Je jouai avec l'ourlet de ma jupe pour me distraire de telles pulsions.
« Vous n'avez pas à être si gênée. Venez boire un peu de thé. » « D'accord, mais je n'étais pas particulièrement gênée. » « On dirait que vous avez un caractère bien trempé, contrairement à vos apparences. »
Comme ça, je discutai un moment avec elle. Avoir une réserve de sujets pour ce genre de situation était une compétence essentielle pour les assassins.
Cela me rappelle que je pouvais déjà bien parler avec les filles dans ces cas-là lors de ma vie précédente, mais j'étais un échec en vie privée. J'ai l'impression que ça n'a fait qu'empirer après mon départ vers le nord pour l'extermination du Dragon Maléfique.
J'essayai aussi de lui demander les rumeurs du dortoir, mais notre cible n'était pas perçue comme étant parmi les élèves qui feraient des mouvements suspects. En même temps, je n'aurais pas dû m'attendre à ce qu'il fasse des mouvements assez voyants pour que cette personne les repère.
« Merci pour tout. Puis-je jeter un coup d'œil dans le dortoir ? » « Oui, je n'y vois pas d'inconvénient. Mais les nobles de haut rang résident au quatrième étage, alors surveillez votre conduite là-bas. » « Compris. Merci pour l'avertissement. »
Je m'inclinai, pris congé et commençai la visite en partant du rez-de-chaussée.
Le rez-de-chaussée était réservé aux élèves de troisième année de haut rang, et comprenait une cafétéria et des bains, ce qui rendait le palais assez vaste. Il y avait moins d'élèves qu'à Raum, mais vu qu'ils avaient un système de pension complète ici, le dortoir était aussi grand que le bâtiment scolaire de Raum.
« La visite de cet étage seul va prendre un moment. »
J'inspectai vivement l'emplacement de chaque pièce en marmonnant. Je n'avais pas le temps d'inspecter les intérieurs, comme prévu.
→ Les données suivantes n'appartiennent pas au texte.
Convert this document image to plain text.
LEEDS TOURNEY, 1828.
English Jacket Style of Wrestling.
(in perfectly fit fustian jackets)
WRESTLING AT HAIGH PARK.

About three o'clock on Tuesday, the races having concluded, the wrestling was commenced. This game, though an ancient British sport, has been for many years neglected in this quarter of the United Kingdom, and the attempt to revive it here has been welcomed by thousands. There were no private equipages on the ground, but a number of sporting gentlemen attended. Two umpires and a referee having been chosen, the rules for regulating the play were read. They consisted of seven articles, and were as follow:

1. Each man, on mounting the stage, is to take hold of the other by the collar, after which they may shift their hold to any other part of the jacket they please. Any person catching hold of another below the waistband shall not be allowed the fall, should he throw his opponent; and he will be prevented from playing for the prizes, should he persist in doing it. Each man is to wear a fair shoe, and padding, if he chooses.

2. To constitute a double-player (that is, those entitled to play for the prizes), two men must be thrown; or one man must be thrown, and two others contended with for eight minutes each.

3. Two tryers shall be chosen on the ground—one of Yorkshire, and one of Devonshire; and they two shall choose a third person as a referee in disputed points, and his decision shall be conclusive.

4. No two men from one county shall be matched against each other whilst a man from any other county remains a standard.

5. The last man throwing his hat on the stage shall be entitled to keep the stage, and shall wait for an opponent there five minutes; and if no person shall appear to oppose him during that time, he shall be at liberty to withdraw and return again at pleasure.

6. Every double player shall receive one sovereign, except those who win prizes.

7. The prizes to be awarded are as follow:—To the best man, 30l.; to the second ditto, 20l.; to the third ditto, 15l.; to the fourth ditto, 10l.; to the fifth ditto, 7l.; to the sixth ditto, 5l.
Le rez-de-chaussée était pour les élèves supérieurs, mais comme ils n'étaient pas du quatrième étage qui m'inquiétait, je n'avais pas à me méfier outre mesure d'eux.
Cela dit, il pouvait y avoir parmi eux des gens utilisés pour des courses.
En regardant les plaquettes des portes, je ne notai que les noms des enfants nobles à mauvaise réputation, du genre « le fils de tel comte habite ici », « tel autre vicomte est là », et ainsi de suite, puis je passai au deuxième étage.
De la même façon, je continuai au deuxième et au troisième étages. Mais les gens ici avaient été mutés récemment, donc il y avait peu de chances qu'ils soient sous l'influence du foyer Lamech, que nous pensions être le cerveau.
Jusqu'ici, je n'avais à faire attention qu'aux quelques noms du rez-de-chaussée, donc je ne sentais pas grand danger. Je disais qu'ils avaient une mauvaise réputation, mais c'était surtout du niveau de ventes par canaux illégaux ou de détournements — des choses présentes dans tous les royaumes.
À tout le moins, ce ne devaient pas être des gens qui feraient disparaître les Aventuriers dépêchés comme ce fut le cas pour Letina.
« Donc le quatrième étage, c'est le vrai enjeu. »
Me préparant mentalement, je gravillis l'escalier.
J'aperçus des boucles dorées qui m'attendaient au bout. Plus exactement, Letina m'attendait.
« Mais c'est n'importe quoi ! D'abord vous me chassez et ensuite vous commencez à rôder dans le dortoir ! » « Écoutez, Letina, normalement vous devriez être au bâtiment scolaire à cette heure-ci. » « J'ai prévenu les professeurs que je m'occupais de l'élève transférée, donc il n'y a pas de problème ! » « … Quel casse-pieds monumental. »
À quoi bon avoir retardé mon transfert si elle doit me coller comme ça ? Je veux dire, je n'ai rien contre le fait qu'elle s'accroche à moi, mais j'aurais aimé qu'elle prenne en compte le moment et l'endroit.
« Bon, il y a peu de monde aujourd'hui, mais faites attention quand il y en a plus, d'accord ? » « Je ne suis pas si dénuée de principes. Comptez sur moi. » « J'espère bien… »
Je poussai un gros soupir et montai, lui tapotant l'épaule en la croisant. En réponse, elle éclata d'un large sourire et m'enlaça par-derrière.
« Letina, vos pectoraux me font mal. » « Grrrrrrr ! Faire la maligne sous prétexte que les vôtres sont un peu plus gros, hein ?! »
C'était une bruyante, mais même ce côté d'elle me manquait, et ça me soulagea.